Sinhala folk yakku · deity · Sinhala folk yakku traditional religion; continuing · deity
Riri Yaka, the blood demon, is among the most feared yakku of the lowland Sinhala pantheon, ranked in folk tradition immediately below Mahasona. He is imagined with a red, blood-drenched body and a monkey's or fierce animal face, frequenting cremation grounds and battlefields. He claims dominion over blood: haemorrhages, anaemia and bleeding sicknesses are read as signs of his presence in a victim, who is said to grow pale and listless. At the bedside of the dying he is glimpsed as a dwarfish death-apparition, the Maru Avatara.
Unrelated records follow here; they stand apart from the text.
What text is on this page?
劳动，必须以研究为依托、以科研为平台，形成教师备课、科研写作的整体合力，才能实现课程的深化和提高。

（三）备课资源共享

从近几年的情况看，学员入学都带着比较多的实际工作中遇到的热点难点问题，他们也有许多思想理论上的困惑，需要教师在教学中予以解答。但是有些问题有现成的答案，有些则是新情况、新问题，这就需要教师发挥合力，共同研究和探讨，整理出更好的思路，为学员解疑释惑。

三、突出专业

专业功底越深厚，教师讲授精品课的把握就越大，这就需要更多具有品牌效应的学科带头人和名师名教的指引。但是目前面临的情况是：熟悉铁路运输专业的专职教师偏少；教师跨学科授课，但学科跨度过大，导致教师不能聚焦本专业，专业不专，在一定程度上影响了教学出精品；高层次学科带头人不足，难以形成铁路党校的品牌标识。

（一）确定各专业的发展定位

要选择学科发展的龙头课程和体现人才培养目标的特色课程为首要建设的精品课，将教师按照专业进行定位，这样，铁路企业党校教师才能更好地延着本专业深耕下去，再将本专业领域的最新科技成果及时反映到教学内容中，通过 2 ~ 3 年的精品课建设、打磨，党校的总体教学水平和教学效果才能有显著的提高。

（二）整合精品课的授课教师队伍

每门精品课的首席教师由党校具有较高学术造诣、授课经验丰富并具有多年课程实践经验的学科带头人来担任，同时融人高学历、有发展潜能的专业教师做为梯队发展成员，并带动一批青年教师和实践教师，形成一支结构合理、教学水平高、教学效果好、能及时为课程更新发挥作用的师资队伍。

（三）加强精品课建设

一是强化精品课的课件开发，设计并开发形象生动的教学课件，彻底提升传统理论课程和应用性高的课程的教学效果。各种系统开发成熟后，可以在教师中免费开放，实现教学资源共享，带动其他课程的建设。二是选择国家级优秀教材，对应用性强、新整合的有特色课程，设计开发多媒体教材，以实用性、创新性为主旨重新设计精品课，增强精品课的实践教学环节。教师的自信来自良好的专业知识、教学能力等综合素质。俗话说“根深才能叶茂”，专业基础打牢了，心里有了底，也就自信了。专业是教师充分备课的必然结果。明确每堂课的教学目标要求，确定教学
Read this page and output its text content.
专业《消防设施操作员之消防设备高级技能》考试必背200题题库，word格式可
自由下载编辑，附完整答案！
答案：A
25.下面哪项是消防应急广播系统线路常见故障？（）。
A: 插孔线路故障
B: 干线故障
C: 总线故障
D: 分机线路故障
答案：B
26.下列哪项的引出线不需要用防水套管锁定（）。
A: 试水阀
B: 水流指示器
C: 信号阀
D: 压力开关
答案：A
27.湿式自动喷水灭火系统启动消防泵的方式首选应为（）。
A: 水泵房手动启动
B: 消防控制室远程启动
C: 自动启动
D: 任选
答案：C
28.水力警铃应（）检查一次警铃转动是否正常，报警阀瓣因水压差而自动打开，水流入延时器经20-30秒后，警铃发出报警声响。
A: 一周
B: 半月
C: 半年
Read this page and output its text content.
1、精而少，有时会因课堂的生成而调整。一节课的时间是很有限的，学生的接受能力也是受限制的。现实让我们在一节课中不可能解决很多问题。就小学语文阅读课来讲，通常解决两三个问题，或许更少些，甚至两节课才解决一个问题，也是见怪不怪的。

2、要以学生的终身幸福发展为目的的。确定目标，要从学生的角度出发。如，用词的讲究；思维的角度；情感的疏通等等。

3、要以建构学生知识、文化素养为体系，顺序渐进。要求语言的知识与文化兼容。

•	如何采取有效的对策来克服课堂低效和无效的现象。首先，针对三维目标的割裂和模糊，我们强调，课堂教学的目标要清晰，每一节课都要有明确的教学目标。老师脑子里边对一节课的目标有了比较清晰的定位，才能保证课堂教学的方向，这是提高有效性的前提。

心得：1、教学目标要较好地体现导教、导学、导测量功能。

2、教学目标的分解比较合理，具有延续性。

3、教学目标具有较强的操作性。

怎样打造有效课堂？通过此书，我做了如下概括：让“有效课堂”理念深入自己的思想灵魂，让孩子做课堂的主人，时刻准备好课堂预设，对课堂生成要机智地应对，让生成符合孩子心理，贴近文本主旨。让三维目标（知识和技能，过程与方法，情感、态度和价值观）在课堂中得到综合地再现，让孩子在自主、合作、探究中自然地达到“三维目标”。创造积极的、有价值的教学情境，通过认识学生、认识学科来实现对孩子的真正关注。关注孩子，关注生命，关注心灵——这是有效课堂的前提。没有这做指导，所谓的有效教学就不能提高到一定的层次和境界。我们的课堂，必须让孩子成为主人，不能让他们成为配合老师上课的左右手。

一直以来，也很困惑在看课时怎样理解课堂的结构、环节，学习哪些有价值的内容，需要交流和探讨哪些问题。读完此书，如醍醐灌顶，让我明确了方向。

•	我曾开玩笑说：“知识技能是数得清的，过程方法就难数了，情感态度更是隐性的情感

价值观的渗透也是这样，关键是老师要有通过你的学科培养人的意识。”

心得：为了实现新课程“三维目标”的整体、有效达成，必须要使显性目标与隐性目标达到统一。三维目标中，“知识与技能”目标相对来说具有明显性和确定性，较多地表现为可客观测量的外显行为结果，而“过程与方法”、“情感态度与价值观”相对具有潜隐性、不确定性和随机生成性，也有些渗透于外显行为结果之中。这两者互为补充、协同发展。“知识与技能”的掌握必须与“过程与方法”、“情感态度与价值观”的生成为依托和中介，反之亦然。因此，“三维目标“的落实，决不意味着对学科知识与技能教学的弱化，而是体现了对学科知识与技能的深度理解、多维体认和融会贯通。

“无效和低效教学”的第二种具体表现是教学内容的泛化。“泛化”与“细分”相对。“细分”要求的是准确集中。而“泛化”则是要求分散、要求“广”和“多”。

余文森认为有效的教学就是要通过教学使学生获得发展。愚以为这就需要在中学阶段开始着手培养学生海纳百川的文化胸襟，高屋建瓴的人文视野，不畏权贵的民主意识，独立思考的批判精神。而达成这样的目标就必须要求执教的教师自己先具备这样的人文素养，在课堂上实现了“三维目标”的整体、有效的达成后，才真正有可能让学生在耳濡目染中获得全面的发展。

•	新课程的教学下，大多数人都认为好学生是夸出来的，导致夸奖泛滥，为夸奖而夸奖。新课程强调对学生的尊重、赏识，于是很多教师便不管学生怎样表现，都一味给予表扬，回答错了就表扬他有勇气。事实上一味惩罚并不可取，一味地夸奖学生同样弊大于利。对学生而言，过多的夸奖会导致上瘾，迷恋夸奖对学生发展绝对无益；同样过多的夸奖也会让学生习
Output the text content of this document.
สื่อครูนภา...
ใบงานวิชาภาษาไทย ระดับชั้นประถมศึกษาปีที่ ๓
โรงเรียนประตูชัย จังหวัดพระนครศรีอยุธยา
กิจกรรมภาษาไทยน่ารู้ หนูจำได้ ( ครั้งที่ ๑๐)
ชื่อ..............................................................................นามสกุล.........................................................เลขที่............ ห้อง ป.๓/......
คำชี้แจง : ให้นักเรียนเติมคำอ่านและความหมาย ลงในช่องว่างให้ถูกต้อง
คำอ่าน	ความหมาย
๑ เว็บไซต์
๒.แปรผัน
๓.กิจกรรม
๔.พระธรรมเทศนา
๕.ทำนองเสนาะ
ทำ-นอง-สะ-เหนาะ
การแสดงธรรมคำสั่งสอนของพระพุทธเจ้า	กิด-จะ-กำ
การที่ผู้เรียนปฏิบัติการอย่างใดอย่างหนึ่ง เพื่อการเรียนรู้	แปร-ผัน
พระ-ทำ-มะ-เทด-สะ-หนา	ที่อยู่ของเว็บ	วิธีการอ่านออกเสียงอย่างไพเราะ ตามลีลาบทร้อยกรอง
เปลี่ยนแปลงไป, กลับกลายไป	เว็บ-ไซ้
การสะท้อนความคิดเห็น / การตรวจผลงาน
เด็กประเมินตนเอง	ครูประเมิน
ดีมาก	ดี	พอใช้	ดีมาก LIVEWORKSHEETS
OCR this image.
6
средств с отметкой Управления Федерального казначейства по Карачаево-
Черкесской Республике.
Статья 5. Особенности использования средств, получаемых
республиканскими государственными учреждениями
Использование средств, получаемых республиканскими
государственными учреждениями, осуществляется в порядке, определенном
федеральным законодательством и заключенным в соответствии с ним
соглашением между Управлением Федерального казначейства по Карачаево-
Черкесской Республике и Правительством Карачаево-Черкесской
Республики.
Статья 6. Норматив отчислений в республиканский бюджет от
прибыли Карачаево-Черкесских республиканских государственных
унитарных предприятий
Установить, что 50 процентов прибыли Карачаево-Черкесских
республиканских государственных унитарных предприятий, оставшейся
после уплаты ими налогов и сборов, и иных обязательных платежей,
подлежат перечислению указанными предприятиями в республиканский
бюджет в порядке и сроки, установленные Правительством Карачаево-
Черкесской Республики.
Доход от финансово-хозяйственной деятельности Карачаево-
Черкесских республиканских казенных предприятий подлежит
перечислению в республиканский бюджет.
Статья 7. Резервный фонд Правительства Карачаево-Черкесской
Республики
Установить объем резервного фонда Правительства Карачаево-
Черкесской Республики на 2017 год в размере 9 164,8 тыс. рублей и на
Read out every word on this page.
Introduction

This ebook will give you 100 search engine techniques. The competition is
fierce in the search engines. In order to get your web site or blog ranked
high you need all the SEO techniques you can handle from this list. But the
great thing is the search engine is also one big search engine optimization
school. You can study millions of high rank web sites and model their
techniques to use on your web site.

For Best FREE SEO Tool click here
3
His affliction is removed through dedicated offering-rites and masked dance within the tovil complex.
Domains
blood and haemorrhage
death and the dying
Powers
to inflict haemorrhage and diseases of the blood
to appear as a dwarfish apparition to those near death
Gananath Obeyesekere, 'The Ritual Drama of the Sanni Demons: Collective Representations of Disease in Ceylon,' Comparative Studies in Society and History 11, no. 2 (1969): 174-216.
Paul Wirz, Exorcism and the Art of Healing in Ceylon (Leiden: E. J. Brill, 1954).